Platform Issues
Incident Report for Crazy Ant Labs
Postmortem

The issues on AWS - that were caused due to electricity issues in one of their US data centers - affected our products as well as Heroku.

In Cron To Go, new issues arised after the AWS issues were fixed since Cron To Go was executing jobs but still received errors from Heroku APIs and retried execution. This caused the job queue to bloat up more than the workers' capacity and caused jobs to run out of schedule (due to retries).

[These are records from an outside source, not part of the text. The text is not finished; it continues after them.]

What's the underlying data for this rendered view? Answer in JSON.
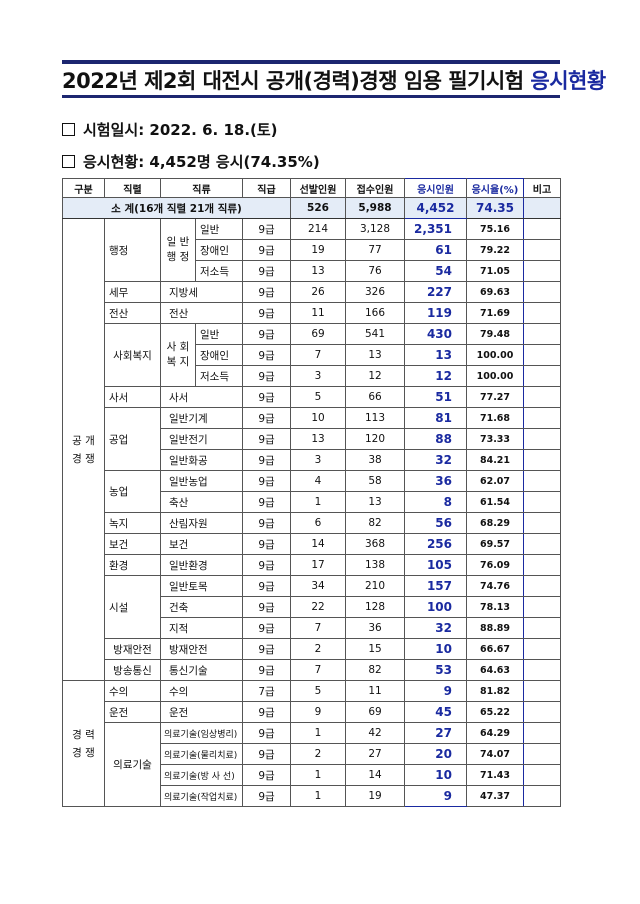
{
  "title": {
    "main": "2022년 제2회 대전시 공개(경력)경쟁 임용 필기시험 ",
    "highlight": "응시현황"
  },
  "bullets": [
    "시험일시: 2022. 6. 18.(토)",
    "응시현황: 4,452명 응시(74.35%)"
  ],
  "colors": {
    "rule": "#1c2670",
    "accent": "#1a2aa0",
    "subtotal_bg": "#e4ecf7"
  },
  "table": {
    "headers": [
      "구분",
      "직렬",
      "직류",
      "직급",
      "선발인원",
      "접수인원",
      "응시인원",
      "응시율(%)",
      "비고"
    ],
    "subtotal": {
      "label": "소 계(16개 직렬 21개 직류)",
      "selected": "526",
      "applied": "5,988",
      "attended": "4,452",
      "rate": "74.35",
      "note": ""
    },
    "sections": [
      {
        "name": "공 개\n경 쟁",
        "series": [
          {
            "name": "행정",
            "groups": [
              {
                "name": "일 반\n행 정",
                "items": [
                  {
                    "duty": "일반",
                    "grade": "9급",
                    "selected": "214",
                    "applied": "3,128",
                    "attended": "2,351",
                    "rate": "75.16"
                  },
                  {
                    "duty": "장애인",
                    "grade": "9급",
                    "selected": "19",
                    "applied": "77",
                    "attended": "61",
                    "rate": "79.22"
                  },
                  {
                    "duty": "저소득",
                    "grade": "9급",
                    "selected": "13",
                    "applied": "76",
                    "attended": "54",
                    "rate": "71.05"
                  }
                ]
              }
            ]
          },
          {
            "name": "세무",
            "items": [
              {
                "duty": "지방세",
                "grade": "9급",
                "selected": "26",
                "applied": "326",
                "attended": "227",
                "rate": "69.63"
              }
            ]
          },
          {
            "name": "전산",
            "items": [
              {
                "duty": "전산",
                "grade": "9급",
                "selected": "11",
                "applied": "166",
                "attended": "119",
                "rate": "71.69"
              }
            ]
          },
          {
            "name": "사회복지",
            "groups": [
              {
                "name": "사 회\n복 지",
                "items": [
                  {
                    "duty": "일반",
                    "grade": "9급",
                    "selected": "69",
                    "applied": "541",
                    "attended": "430",
                    "rate": "79.48"
                  },
                  {
                    "duty": "장애인",
                    "grade": "9급",
                    "selected": "7",
                    "applied": "13",
                    "attended": "13",
                    "rate": "100.00"
                  },
                  {
                    "duty": "저소득",
                    "grade": "9급",
                    "selected": "3",
                    "applied": "12",
                    "attended": "12",
                    "rate": "100.00"
                  }
                ]
              }
            ]
          },
          {
            "name": "사서",
            "items": [
              {
                "duty": "사서",
                "grade": "9급",
                "selected": "5",
                "applied": "66",
                "attended": "51",
                "rate": "77.27"
              }
            ]
          },
          {
            "name": "공업",
            "items": [
              {
                "duty": "일반기계",
                "grade": "9급",
                "selected": "10",
                "applied": "113",
                "attended": "81",
                "rate": "71.68"
              },
              {
                "duty": "일반전기",
                "grade": "9급",
                "selected": "13",
                "applied": "120",
                "attended": "88",
                "rate": "73.33"
              },
              {
                "duty": "일반화공",
                "grade": "9급",
                "selected": "3",
                "applied": "38",
                "attended": "32",
                "rate": "84.21"
              }
            ]
          },
          {
            "name": "농업",
            "items": [
              {
                "duty": "일반농업",
                "grade": "9급",
                "selected": "4",
                "applied": "58",
                "attended": "36",
                "rate": "62.07"
              },
              {
                "duty": "축산",
                "grade": "9급",
                "selected": "1",
                "applied": "13",
                "attended": "8",
                "rate": "61.54"
              }
            ]
          },
          {
            "name": "녹지",
            "items": [
              {
                "duty": "산림자원",
                "grade": "9급",
                "selected": "6",
                "applied": "82",
                "attended": "56",
                "rate": "68.29"
              }
            ]
          },
          {
            "name": "보건",
            "items": [
              {
                "duty": "보건",
                "grade": "9급",
                "selected": "14",
                "applied": "368",
                "attended": "256",
                "rate": "69.57"
              }
            ]
          },
          {
            "name": "환경",
            "items": [
              {
                "duty": "일반환경",
                "grade": "9급",
                "selected": "17",
                "applied": "138",
                "attended": "105",
                "rate": "76.09"
              }
            ]
          },
          {
            "name": "시설",
            "items": [
              {
                "duty": "일반토목",
                "grade": "9급",
                "selected": "34",
                "applied": "210",
                "attended": "157",
                "rate": "74.76"
              },
              {
                "duty": "건축",
                "grade": "9급",
                "selected": "22",
                "applied": "128",
                "attended": "100",
                "rate": "78.13"
              },
              {
                "duty": "지적",
                "grade": "9급",
                "selected": "7",
                "applied": "36",
                "attended": "32",
                "rate": "88.89"
              }
            ]
          },
          {
            "name": "방재안전",
            "items": [
              {
                "duty": "방재안전",
                "grade": "9급",
                "selected": "2",
                "applied": "15",
                "attended": "10",
                "rate": "66.67"
              }
            ]
          },
          {
            "name": "방송통신",
            "items": [
              {
                "duty": "통신기술",
                "grade": "9급",
                "selected": "7",
                "applied": "82",
                "attended": "53",
                "rate": "64.63"
              }
            ]
          }
        ]
      },
      {
        "name": "경 력\n경 쟁",
        "series": [
          {
            "name": "수의",
            "items": [
              {
                "duty": "수의",
                "grade": "7급",
                "selected": "5",
                "applied": "11",
                "attended": "9",
                "rate": "81.82"
              }
            ]
          },
          {
            "name": "운전",
            "items": [
              {
                "duty": "운전",
                "grade": "9급",
                "selected": "9",
                "applied": "69",
                "attended": "45",
                "rate": "65.22"
              }
            ]
          },
          {
            "name": "의료기술",
            "items": [
              {
                "duty": "의료기술(임상병리)",
                "grade": "9급",
                "selected": "1",
                "applied": "42",
                "attended": "27",
                "rate": "64.29"
              },
              {
                "duty": "의료기술(물리치료)",
                "grade": "9급",
                "selected": "2",
                "applied": "27",
                "attended": "20",
                "rate": "74.07"
              },
              {
                "duty": "의료기술(방 사 선)",
                "grade": "9급",
                "selected": "1",
                "applied": "14",
                "attended": "10",
                "rate": "71.43"
              },
              {
                "duty": "의료기술(작업치료)",
                "grade": "9급",
                "selected": "1",
                "applied": "19",
                "attended": "9",
                "rate": "47.37"
              }
            ]
          }
        ]
      }
    ]
  }
}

Posted Dec 24, 2021 - 14:09 UTC

Resolved
This incident has been resolved.
Posted Dec 23, 2021 - 00:27 UTC
Update
All Cron To Go jobs back log has caught up and we see full recovery in all systems. We keep monitoring the situation to ensure the issue has been resolved.
Posted Dec 22, 2021 - 18:23 UTC
Monitoring
Heroku and AWS identified the issue and are actively working on a fix. We and are seeing recovery for the majority of our services but we still see a backlog of Cron To Go jobs that are slowly getting processed.
Posted Dec 22, 2021 - 15:12 UTC
Update
We are continuing to work on a fix for this issue.
Posted Dec 22, 2021 - 14:33 UTC
Identified
The issue has been identified with Heroku's US region availability issues. Customers are not able to login to our add-ons using Heroku's SSO login mechanism an Cron To Go jobs are failing intermittently due to Heroku API availability issues.
Posted Dec 22, 2021 - 14:27 UTC
Investigating
We are investigating availability issues for a significant portion of our platform due to issues with the AWS and Heroku platforms.
Posted Dec 22, 2021 - 14:14 UTC
This incident affected: SFTP To Go (Web Interface, API Requests, Webhooks, Heroku), Cron To Go (Web Interface, API Requests, Webhooks, Heroku), Activity To Go (Web Interface, Notifications, API Requests, Webhooks, Heroku), and Mailer To Go (Web Interface, API Requests, Heroku).